President Nixon sought to build a broad public environmentalist consensus when he signed an executive order establishing the Environmental Protection Agency.  His Administration’s leadership was crucial in paving the way for passage of National Environmental Policy Act of 1969, the Clean Air Act in 1970, Clean Water Act and the Marine Mammal Protection Act of 1972, and the Endangered Species Act of 1973.  At the time, few American businesses felt threatened by any of this legislation.      

Dedicated collectivist revolutionaries sensed an opportunity to coop the green movement to advance their demands that developed countries should be “returning to the poor countries enough of the wealth taken from them to give their peoples both the reason and the resources voluntarily to limit their own fertility”.  Barry Commoner, whose family was from Russia, published the 1971 bestseller: “The Closing Circle”.  The book preached that exploitive capitalist technologies were responsible for environmental degradation and American economy must be restructured to conform to nature.

East German Marxist Rudolf Bahro followed with two books addressing the supposed beneficial relationship between socialism and ecology, he later founded Europe’s Green Party.  Australian Marxist Alan Roberts posited that people’s unfulfilled needs fuelled consumerism.  In the 1980s Ted Trainer launched his journal: “Capitalism, Nature, Socialism” calling upon international socialists to develop an economic system that met human needs, versus the capitalist system of created wants.

This eco-socialism ideology merged ecology, anti-globalization and Marxism.  They believed that expansion of the capitalist system was only possible through repressive states and transnational structures that led to social exclusion, poverty, imperialism, war and environmental degradation.  They advocated dismantling capitalist states to create common ownership of the means of production by freely associated producers.

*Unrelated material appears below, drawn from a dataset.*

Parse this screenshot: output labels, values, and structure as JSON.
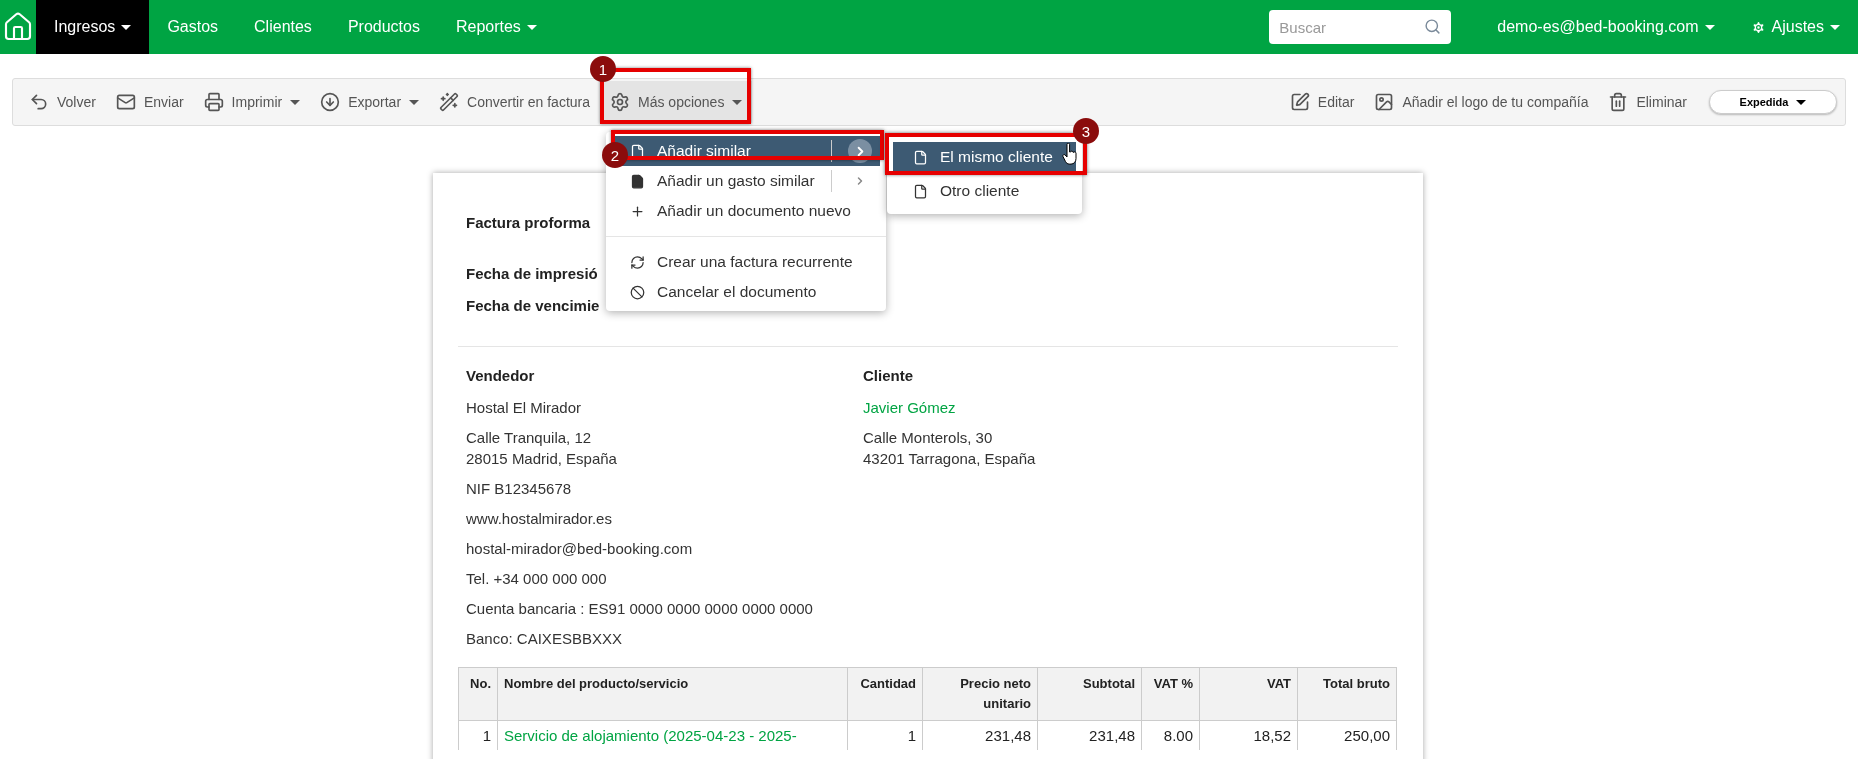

Capitalism in the 1970s had been on the ropes due to grim stagflation, but made a huge come-back with the British election of Prime Minister Margaret Thatcher in 1979 and the U.S. election of President Ronald Reagan in 1980.  By the mid-1980s, free market economies were exhibiting high rates of growth under the themes of neoliberalism and economic globalization.  Multinational corporations brought jobs and consumption to the third world.  Subsequently, the communist Soviet Union imploded, socialist South American went bankrupt and China de-communized to avoid a similar fate.

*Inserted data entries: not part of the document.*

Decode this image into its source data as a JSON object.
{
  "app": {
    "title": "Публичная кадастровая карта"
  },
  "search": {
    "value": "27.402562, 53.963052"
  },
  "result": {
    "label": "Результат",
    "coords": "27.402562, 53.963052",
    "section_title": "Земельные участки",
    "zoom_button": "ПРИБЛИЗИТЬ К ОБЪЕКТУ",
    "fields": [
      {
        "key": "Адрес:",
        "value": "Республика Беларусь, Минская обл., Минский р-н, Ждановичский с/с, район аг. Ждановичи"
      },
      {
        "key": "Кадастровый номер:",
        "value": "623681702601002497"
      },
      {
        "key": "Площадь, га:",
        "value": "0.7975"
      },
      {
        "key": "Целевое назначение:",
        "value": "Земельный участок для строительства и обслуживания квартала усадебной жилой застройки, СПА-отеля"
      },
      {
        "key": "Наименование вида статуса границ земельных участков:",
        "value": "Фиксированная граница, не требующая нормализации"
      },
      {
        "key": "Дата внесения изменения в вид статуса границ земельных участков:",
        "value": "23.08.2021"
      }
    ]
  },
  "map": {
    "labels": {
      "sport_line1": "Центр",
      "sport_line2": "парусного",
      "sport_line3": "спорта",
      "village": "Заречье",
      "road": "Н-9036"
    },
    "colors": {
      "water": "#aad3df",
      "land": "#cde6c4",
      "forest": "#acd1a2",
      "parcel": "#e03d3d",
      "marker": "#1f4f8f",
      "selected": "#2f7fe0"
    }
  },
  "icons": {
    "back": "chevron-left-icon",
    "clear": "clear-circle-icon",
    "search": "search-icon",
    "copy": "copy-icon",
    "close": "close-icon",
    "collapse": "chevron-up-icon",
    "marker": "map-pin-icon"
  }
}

The collectivist dominated United Nations responded with the 1987 Brundtland Commission Report, Our Common Future.  The Commission’s mandate was to: examine relationship between the environment and development; 2) set international control of global environmental policy; and 3) integrate management of population, food security, species loss, genetic resources, energy, industry, and human settlements.  The goal was to replace free markets choice with collectivist sustainable control.

The report fostered the 1992 Rio de Janeiro UN Conference on Environment and Development that introduced the Agenda 21 as a counter-revolutionary manifesto to transfer economic decision making from rich hegemonic capitalist nations (code words for the U.S. and Europe), whose selfish consumption patterns supposedly caused the poverty in undeveloped nations, to non-government-organizations (NGO) who would think globally and act locally to achieve sustainable populations.  The mechanism adopted to achieve this resource wealth transfer was output restrictions on industrial greenhouse gasses in the developed world and a 100 year exemption period for industrialization of the victimized third world nations, such as China, Brazil and India.

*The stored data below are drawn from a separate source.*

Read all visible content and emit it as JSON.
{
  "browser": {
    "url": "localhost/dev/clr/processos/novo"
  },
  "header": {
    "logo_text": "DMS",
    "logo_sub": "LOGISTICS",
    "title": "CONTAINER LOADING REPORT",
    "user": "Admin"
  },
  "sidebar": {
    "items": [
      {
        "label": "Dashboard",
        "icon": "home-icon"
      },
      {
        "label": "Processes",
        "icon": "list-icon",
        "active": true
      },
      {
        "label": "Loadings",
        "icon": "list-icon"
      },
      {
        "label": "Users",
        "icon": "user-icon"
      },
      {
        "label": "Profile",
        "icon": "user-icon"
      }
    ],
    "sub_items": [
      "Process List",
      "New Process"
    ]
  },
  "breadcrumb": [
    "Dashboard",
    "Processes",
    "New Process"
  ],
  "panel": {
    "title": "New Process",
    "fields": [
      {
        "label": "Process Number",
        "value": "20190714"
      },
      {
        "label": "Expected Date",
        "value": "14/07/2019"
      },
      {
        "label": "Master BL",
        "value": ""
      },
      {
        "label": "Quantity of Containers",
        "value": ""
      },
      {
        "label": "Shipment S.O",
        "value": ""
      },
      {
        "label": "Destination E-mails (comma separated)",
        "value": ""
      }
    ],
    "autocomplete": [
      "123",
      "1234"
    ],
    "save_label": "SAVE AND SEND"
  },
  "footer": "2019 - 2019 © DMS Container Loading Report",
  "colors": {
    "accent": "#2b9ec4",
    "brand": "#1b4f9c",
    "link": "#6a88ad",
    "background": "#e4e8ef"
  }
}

The liberal Huffington Post hired the Opinion Research Corporation to conduct an opinion poll to demonstrate how much support for environmentalism has increased since a similar survey of public attitudes toward the environment and environmental spending conducted in July 1971 after the first Earth Day.  But to their shock, the survey shows public support has fallen from 63% to only 39%.

Agenda 21 and other environmental regulations were so successful that unemployment rates are now twice as high in the U.S. and Europe as in China, Brazil and India.  The morphing of Earth Day from clean-up to collectivism undermined the broad support Earth Day once enjoyed.  Facing protracted unemployment and staggering national debt burdens, this year’s widely advertised Earth Day festivities got the cold shoulder.